With one eye steadily kept on the old woman she slipped her bag off her sore shoulders and threw it into the back.  A cloud of orange brown dirt puffed and sat mid-air for a brief second, then dissipated.  Before she opened the door to the cab she took in her reflection in the window.  Her strawberry blond hair dye was nearly faded away, but the orange dust that was always in the air muted all the shades into one.  Her face was dirty too with streaks from where the sweat dripped down her face.  At least it hid all the freckles. 

“You look like you could use a ribbon to pull all that hair up darling.  In the glove box, you’ll find one in there.  Go on.  I have no use for it anymore.”  The old woman chuckled and pointed at her cropped thinning locks.

“Thank you ma’am.  I was just thinking how…”  Her words were cut off as the old woman sped up too quickly and zigzagged a moment before heading down the proper lane.  Her elbow bumped and pressed into the side of the door to keep her from tipping over in the seat.

“What’s your name missy?  What has you so muddled up inside that you ended up out here in nowhere land?” The old woman eyes her as best she could while trying to steer.

“How do you know I’m running?”  She slid her fingers over the hole in her jeans.

“Oh, because there ain’t no other reason to be out here is all.  I’ve run before you know, back before they all called me Opal.  I had think hair like yours back then and troubles as thick as this dust.  So, what is it, boy trouble?”

“No ma’am, no big thing really, it’s not important now.”  The old nodded her head to that, a far away look mixed with understanding. 

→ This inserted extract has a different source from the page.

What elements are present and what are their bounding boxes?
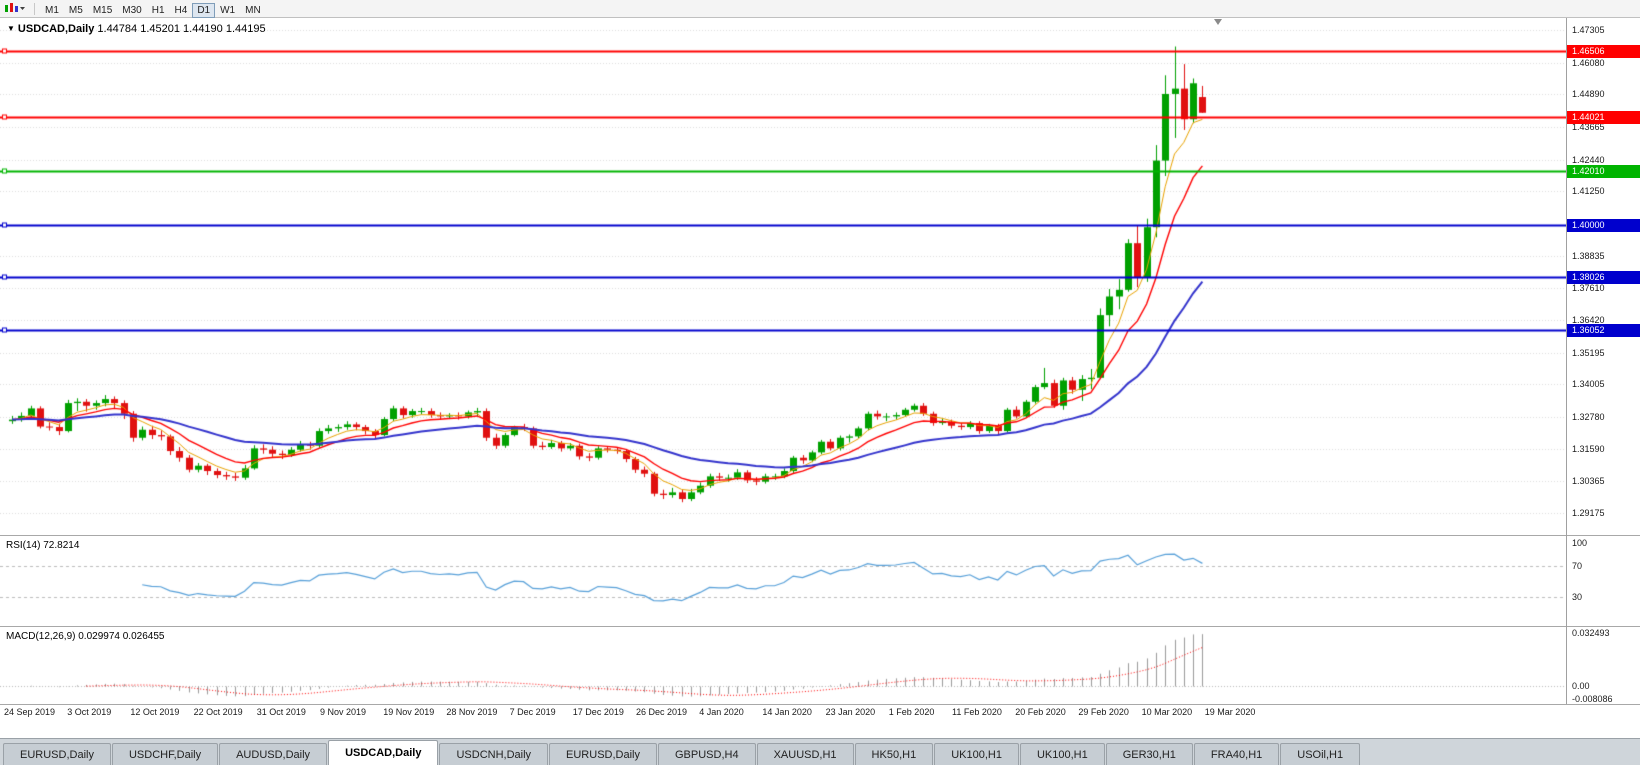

“You see that fence that runs along the road here.  It goes on for miles and miles, but one day my granddaddy; he showed me that just beyond the lake it ends.  He took me out in this very truck to the end of it and you know what he said?  He said, he told me to go hang my troubles on the post, the last one and leave them there for the crows to nibble on.  I thought he was crazy, maybe he was, but I did it and it was a relief.  We drove on from there and I left my troubles behind.”

She smiled at the old woman’s memory and thought it was worth a shot.  Why not?  She was leaving everything else behind, why leave her troubles too?

“They call me Red.”  She ran her hand through her fading hair.

“Red huh?  I don’t see much red; maybe you need a new name too.”